I made a spring dinner: fresh pasta with the first asparagus. The annual signal. The green. The new.
I'm cooking. I'm reading. I'm here.
The next year begins. The kitchen is open. Come in.
The spring dinner I mention at the end — fresh pasta with the first asparagus — needed to be simple enough to feel effortless and bright enough to feel like a real arrival. This creamy pasta salad was it: the kind of dish where you toss things together almost without thinking, and what comes out is genuinely good, genuinely new. The asparagus is non-negotiable — it’s the annual signal, the green, and this year it meant more than it usually does. If you’re cooking through something and you need one dish that feels like a door opening rather than closing, this is the one I’d hand you.
Creamy Pasta Salad
Prep Time: 15 min | Cook Time: 12 min | Total Time: 30 min (plus chilling) | Servings: 6
Ingredients
- 12 oz rotini or penne pasta
- 1 lb fresh asparagus, tough ends trimmed, cut into 1-inch pieces
- 1 cup cherry tomatoes, halved
- 1/2 cup cucumber, diced
- 1/3 cup red onion, finely diced
- 1/2 cup frozen peas, thawed
- 3/4 cup mayonnaise
- 1/4 cup sour cream
- 2 tablespoons white wine vinegar
- 1 teaspoon Dijon mustard
- 1 teaspoon sugar
- 1/2 teaspoon garlic powder
- Salt and black pepper to taste
- Fresh dill or parsley for garnish
Instructions
- Cook the pasta. Bring a large pot of salted water to a boil. Cook pasta according to package directions until al dente. During the last 2 minutes of cooking, add the asparagus pieces to the pot. Drain together and rinse under cold water to stop cooking. Set aside to cool completely.

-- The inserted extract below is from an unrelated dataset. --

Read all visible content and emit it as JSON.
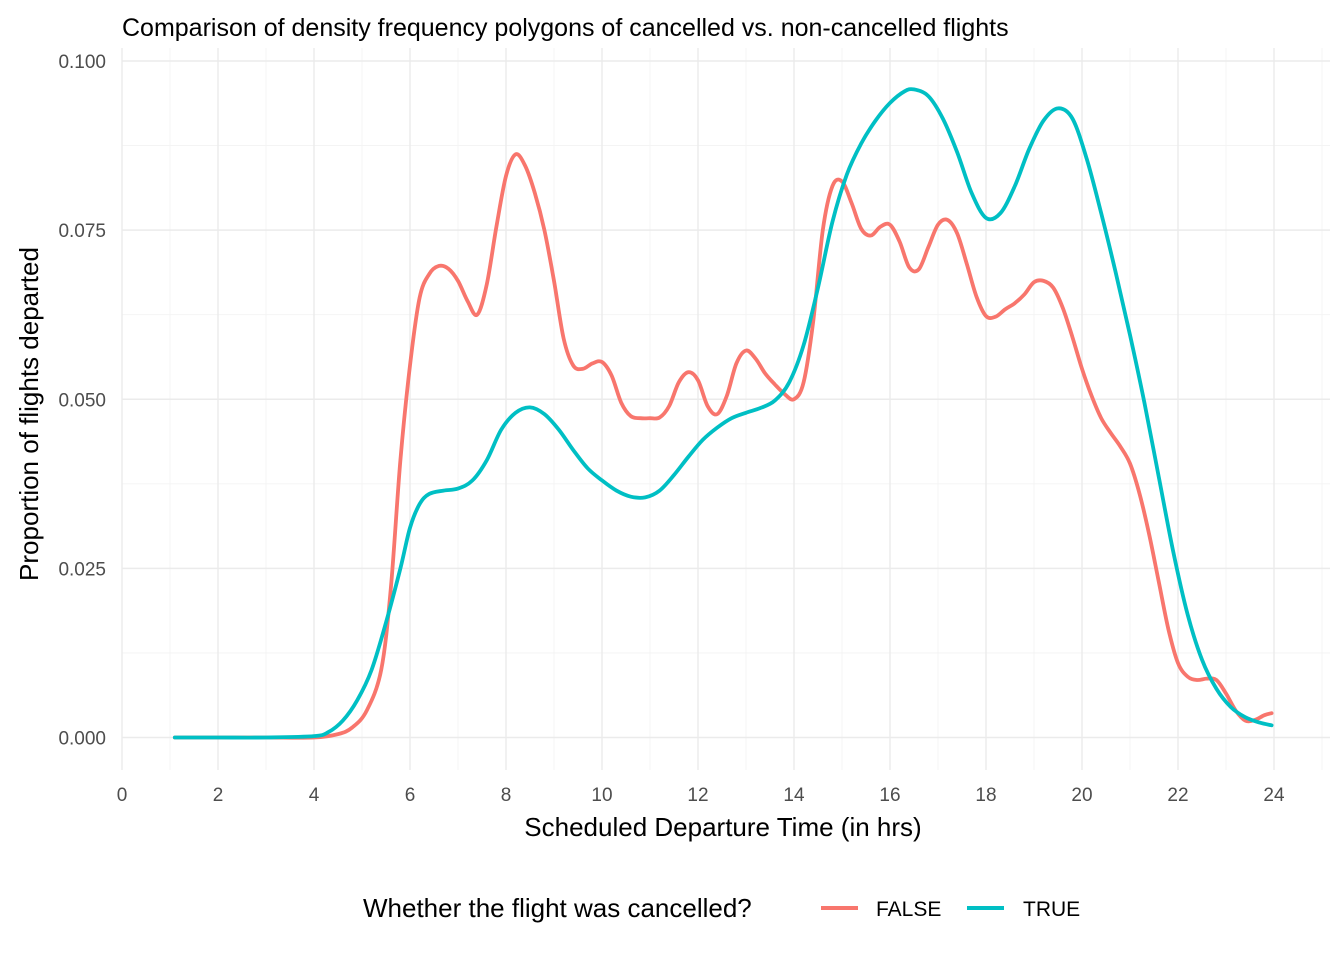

- Make the dressing. In a small bowl, whisk together the mayonnaise, sour cream, white wine vinegar, Dijon mustard, sugar, and garlic powder until smooth. Season generously with salt and black pepper.
- Combine. In a large bowl, combine the cooled pasta and asparagus with the cherry tomatoes, cucumber, red onion, and peas. Pour the dressing over everything and toss gently until evenly coated.
- Chill. Cover the bowl and refrigerate for at least 30 minutes — or up to overnight — to let the flavors come together. Taste and adjust seasoning before serving.
- Serve. Garnish with fresh dill or parsley. Serve cold as a main or alongside grilled meat or bread.
Nutrition (per serving)
Calories: 390 | Protein: 10g | Fat: 18g | Carbs: 48g | Fiber: 4g | Sodium: 320mg
About the cook who shared this
Linda Johansson
Week 259 of Linda’s 30-year story
· Duluth, Minnesota
Linda is a sixty-three-year-old retired nurse from Duluth, Minnesota, living alone in the house where she raised her children and said goodbye to her husband. She lost Paul to ALS in 2020 after two years of watching the kindest man she'd ever known lose everything but his dignity. She cooks Scandinavian comfort food and Minnesota hotdish and the pot roast Paul loved, and she sets two places at the table out of habit because it makes her feel less alone. Every recipe she writes is a person she's loved.